Weitere Informationen

Current treatments for multiple sclerosis (MS) are insufficient to delay the neurodegenerative process that is the main cause of disability progression in patients with MS. Therapeutics aimed at supporting myelin regeneration and neuroprotection are thus a major unmet medical need for the progressive forms of MS. To address this, we developed a strategy combining in silico screening of more than 1500 repurposed compounds with a validation pipeline of models, encompassing rodent and human in vitro assays as well as mouse models of demyelination/remyelination.
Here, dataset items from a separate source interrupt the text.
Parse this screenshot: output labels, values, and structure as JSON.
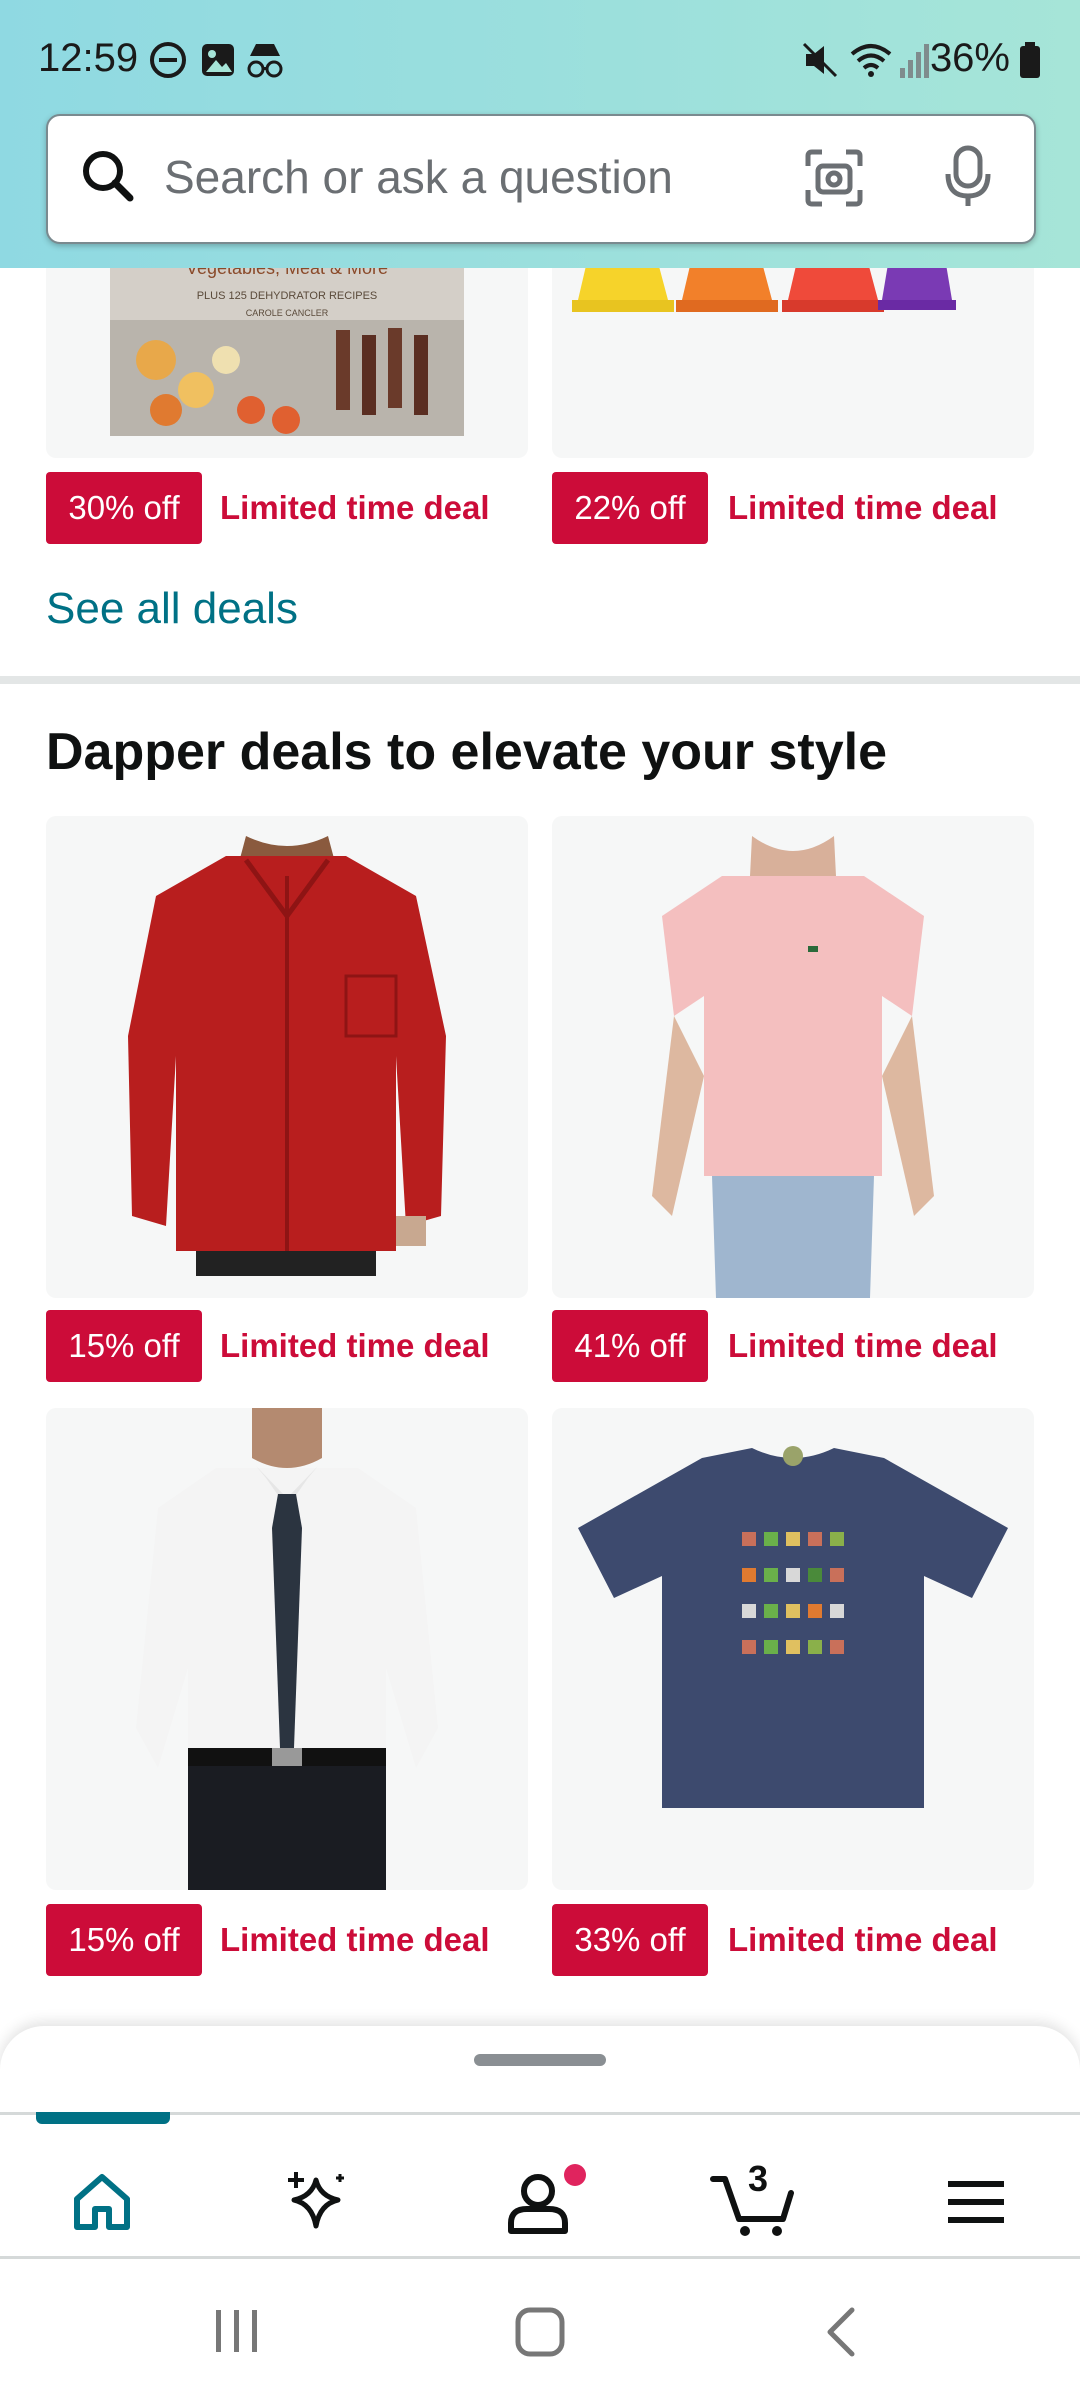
{
  "status_bar": {
    "time": "12:59",
    "battery": "36%"
  },
  "search": {
    "placeholder": "Search or ask a question"
  },
  "top_deals": [
    {
      "discount": "30% off",
      "label": "Limited time deal",
      "image_caption": "Vegetables, Meat & More",
      "image_subcaption": "PLUS 125 DEHYDRATOR RECIPES",
      "image_author": "CAROLE CANCLER"
    },
    {
      "discount": "22% off",
      "label": "Limited time deal"
    }
  ],
  "see_all_label": "See all deals",
  "section": {
    "title": "Dapper deals to elevate your style",
    "items": [
      {
        "discount": "15% off",
        "label": "Limited time deal",
        "product": "red-shirt"
      },
      {
        "discount": "41% off",
        "label": "Limited time deal",
        "product": "pink-tshirt"
      },
      {
        "discount": "15% off",
        "label": "Limited time deal",
        "product": "white-dress-shirt"
      },
      {
        "discount": "33% off",
        "label": "Limited time deal",
        "product": "navy-graphic-tshirt"
      }
    ]
  },
  "nav": {
    "cart_count": "3"
  },
  "colors": {
    "accent": "#007185",
    "deal_red": "#cc0c39",
    "header_start": "#8fd9e2",
    "header_end": "#a6e5d8"
  }
}
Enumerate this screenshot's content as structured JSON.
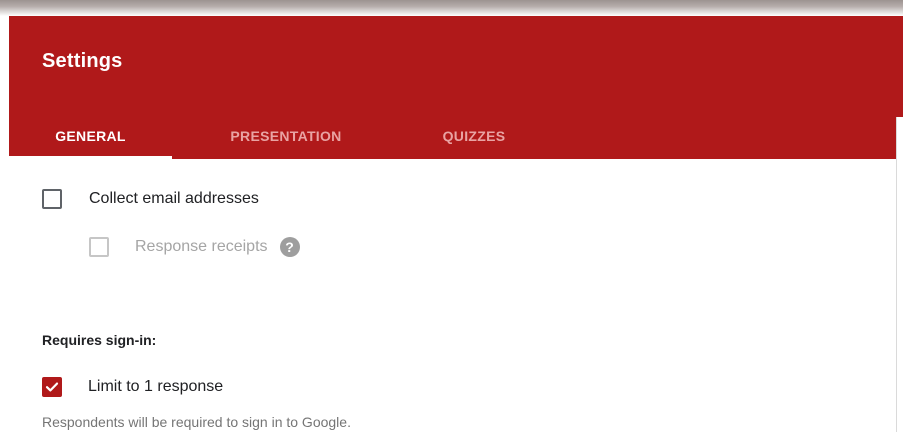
{
  "dialog": {
    "title": "Settings"
  },
  "tabs": [
    {
      "label": "GENERAL",
      "active": true
    },
    {
      "label": "PRESENTATION",
      "active": false
    },
    {
      "label": "QUIZZES",
      "active": false
    }
  ],
  "general": {
    "collect_email": {
      "label": "Collect email addresses",
      "checked": false
    },
    "response_receipts": {
      "label": "Response receipts",
      "checked": false,
      "disabled": true,
      "help_icon": "help-circle-icon"
    },
    "sign_in_heading": "Requires sign-in:",
    "limit_response": {
      "label": "Limit to 1 response",
      "checked": true
    },
    "limit_hint": "Respondents will be required to sign in to Google."
  },
  "colors": {
    "header": "#b0191a",
    "accent": "#b0191a",
    "tab_inactive": "#e9a3a3"
  }
}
From the initial library, 273 drugs were prioritized in silico on the basis of the predicted effects on myelination and neuroprotection, and among them, 160 were potentially nontoxic. We identified 32 molecules that exerted a promyelinating and a neuroprotective action on rodent and human oligodendroglia and neurons. Our data identified classes of compounds with potentially distinct mechanisms of action that may foster remyelination and neuroprotection. The therapeutic activity of one selected drug, the histamine receptor H3 antagonist bavisant, was further validated in mouse models of demyelination and axonal injury reproducing some key pathological features occurring in MS. Our in vivo studies demonstrated that bavisant promoted remyelination and neuroprotection when administered to LPC-treated, cuprizone-fed, or MOG-induced EAE mice, as well as in a human oligodendroglia chimeric mouse model of demyelination/remyelination. These findings provide proof-of-concept validation for bavisant as a candidate for neuroprotective clinical trials in MS.